Urbanhydrologisk riskbedömning

Is sensitive infrastructure in risk of flooding? 


Many water users are affected by weather/climate variations (at short to seasonal ranges) and therefore there is a need to manage such variations to their advantage through better understanding. The production of hydrological forecasts involves a number of components (i.e. selection of meteorological/climate forecasts, pre-processing, hydrological model(s) and setup, calibration and initialization, updating, and generation, evaluation and visualization/communication of forecasts), which are strongly subject to multiple sources of error/uncertainty. To improve the hydrological forecast system, each of these components has to be evaluated and considered for refinements. In addition, there is a need to better understand the key factors influencing the spatial and temporal variation in hydrological predictability; bearing also in mind that the user needs, e.g. for water management or security, are mostly local. To improve the usefulness of forecasts, we are currently moving towards impact-based forecasts, in which the predictions are linked to local vulnerability and/or profit of the users.

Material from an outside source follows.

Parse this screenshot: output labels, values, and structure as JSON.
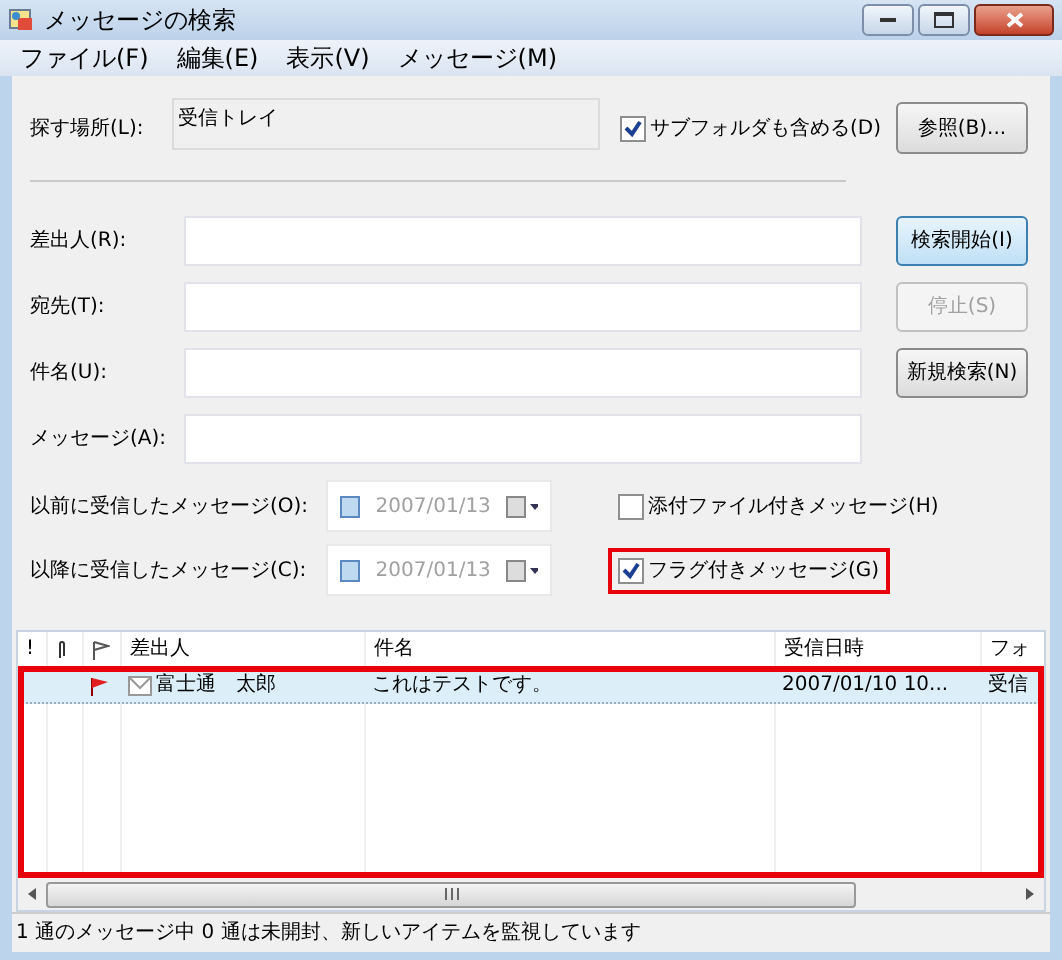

To ensure usefulness, hydrological forecasts need to be unbiased, reliable and coherent. One way to achieve this is by refining pre-processing methods using multiple-data sources in hydrological forecasting. Use of multi-model approaches is another way, as different (climate or hydrological) models have strengths in capturing different aspects of reality. Finally, there is a gap between experts and users on the potential value in forecasts, which is mainly driven by the lack of knowledge of user needs. This points towards the need to consider new ways to communicate forecasts and their uncertainty.

Research focus

What is the scientific gap?

  • What are the limits of predictability in the hydrological forecasting systems and which are the drivers affecting the skill both in space and time for different water variables?
  • How can we improve the local accuracy and link the forecasts to local user needs?
  • How are the forecasts perceived by different users and how to better communicate hydrological forecasts at various spatial and temporal resolutions?

What are we doing?

  • Evaluate the hydrological added value by using new products either for hydrological model state initialisation (e.g. assimilation of in-situ data, earth observations for different variables) or as meteorological forcing (e.g. probabilistic forecasts, high resolution NWP models).
  • Analyse hydrological forecasts along the world’s hydro-climatic gradient to improve the understanding of the drivers that control the predictive skill.
  • Assess the hydrological forecasting skill through a multi-model approach, including different meteorological forecasting systems and/or different hydrological models, and further identify best approaches for multi-model averaging.
  • Improve the link to users by identifying their needs at different spatial and temporal resolutions, and improve visualisation tools for communicating uncertainty.
  • Evaluate impact-based hydrological forecasts and provide the information about level of confidence in the forecast that would convey additional information for better decision-making.